La preuve qui sert uniquement à corroborer une preuve déjà soumise au tribunal n’est pas admissible.

ii)

La preuve qui porte sur une question qui a été soulevée pour la première fois en contre-interrogatoire et qui aurait dû faire partie de la preuve principale du demandeur n’est pas admissible. Toute autre nouvelle question qui se rapporte à une des questions en litige et qui ne vise pas uniquement à contredire un des témoins de la défense est admissible.

iii)

La preuve qui sert uniquement à réfuter un élément de preuve qui a été présenté en défense et qui aurait pu être présenté dans le cadre de la preuve principale n’est pas admissible.

iv)

Le tribunal acceptera d’examiner la preuve qui est exclue parce qu’elle aurait dû être présentée dans le cadre de la preuve principale, pour déterminer s’il doit admettre cette preuve...

[32]  Dans son plaidoyer écrit, la Requérante soutient que la preuve principale de l’Opposante a introduit cette entité dans des annonces imprimées, des saisies d’écran et des imprimés de pages Web tirées du site Web de la vodka PUCKER et des vidéos en ligne présentant le nom Fielding & Jones Ltd. (Plaidoyer écrit de la Requérante, para 72). La Requérante soutient également que l’Opposante a eu l’occasion d’identifier cette entité et sa relation, le cas échéant, avec l’Opposante dès le départ (Plaidoyer écrit de la Requérante, para 72). La Requérante fait valoir que la preuve de Mme George vient irrégulièrement scinder la preuve de l’Opposante parce que celle-ci ne peut pas dire qu’elle [Traduction] « n’a eu aucune occasion de s’occuper » de la question de l’identité de Fielding & Jones Ltd. ou qu’elle [Traduction] « ne pouvait pas avoir raisonnablement prévu » que la Requérante produirait d’autres photographies de la vodka PUCKER (Plaidoyer écrit de la Requérante, para 75).

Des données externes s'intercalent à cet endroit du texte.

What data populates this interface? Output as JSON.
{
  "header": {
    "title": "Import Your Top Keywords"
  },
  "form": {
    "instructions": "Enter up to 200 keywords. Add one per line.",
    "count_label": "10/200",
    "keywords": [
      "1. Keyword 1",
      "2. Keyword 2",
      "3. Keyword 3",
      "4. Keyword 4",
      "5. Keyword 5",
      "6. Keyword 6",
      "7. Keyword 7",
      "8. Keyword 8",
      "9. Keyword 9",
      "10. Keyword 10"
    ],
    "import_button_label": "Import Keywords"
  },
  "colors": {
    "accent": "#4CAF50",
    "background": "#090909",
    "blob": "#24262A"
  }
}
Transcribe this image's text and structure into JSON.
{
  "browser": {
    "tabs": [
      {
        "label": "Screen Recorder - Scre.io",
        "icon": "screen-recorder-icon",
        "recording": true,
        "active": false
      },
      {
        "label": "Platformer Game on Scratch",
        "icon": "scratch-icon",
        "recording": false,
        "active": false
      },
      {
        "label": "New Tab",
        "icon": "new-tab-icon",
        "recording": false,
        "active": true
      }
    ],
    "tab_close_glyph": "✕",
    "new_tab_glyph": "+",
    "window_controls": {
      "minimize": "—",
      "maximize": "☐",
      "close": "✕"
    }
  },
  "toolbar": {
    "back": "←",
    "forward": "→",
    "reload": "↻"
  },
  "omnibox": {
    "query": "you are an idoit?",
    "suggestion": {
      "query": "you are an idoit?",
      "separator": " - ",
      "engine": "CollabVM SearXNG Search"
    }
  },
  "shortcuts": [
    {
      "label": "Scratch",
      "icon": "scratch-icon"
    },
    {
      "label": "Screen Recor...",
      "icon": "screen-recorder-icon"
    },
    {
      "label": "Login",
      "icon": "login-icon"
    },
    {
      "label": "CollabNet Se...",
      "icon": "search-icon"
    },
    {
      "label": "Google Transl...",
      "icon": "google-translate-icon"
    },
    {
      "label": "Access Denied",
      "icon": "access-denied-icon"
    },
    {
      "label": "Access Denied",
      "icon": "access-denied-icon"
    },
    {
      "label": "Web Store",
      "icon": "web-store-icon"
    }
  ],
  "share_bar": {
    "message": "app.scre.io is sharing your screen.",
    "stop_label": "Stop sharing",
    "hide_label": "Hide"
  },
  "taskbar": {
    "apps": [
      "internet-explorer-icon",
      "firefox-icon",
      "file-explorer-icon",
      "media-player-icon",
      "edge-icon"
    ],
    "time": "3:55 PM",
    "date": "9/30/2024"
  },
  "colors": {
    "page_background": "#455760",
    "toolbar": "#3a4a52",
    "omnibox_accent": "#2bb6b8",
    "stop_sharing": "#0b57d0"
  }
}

[33]  Au soutien de ses observations, la Requérante invoque l’arrêt R c Krause [1986] 2 RCS 466, aux paragraphes 15 et 16, dans lequel la Cour suprême du Canada affirme que, de façon générale, une partie n’est pas autorisée à scinder sa preuve et elle est tenue de produire tous les éléments de preuve clairement pertinents qu’elle a l’intention d’invoquer. Par conséquent, une partie ne sera pas autorisée à produire comme preuve en réponse ce qu’elle aurait pu produire comme preuve au départ, à moins qu’une nouvelle question ou un nouveau moyen de défense, que la partie n’aurait pas pu prévoir, soit soulevé par l’autre partie.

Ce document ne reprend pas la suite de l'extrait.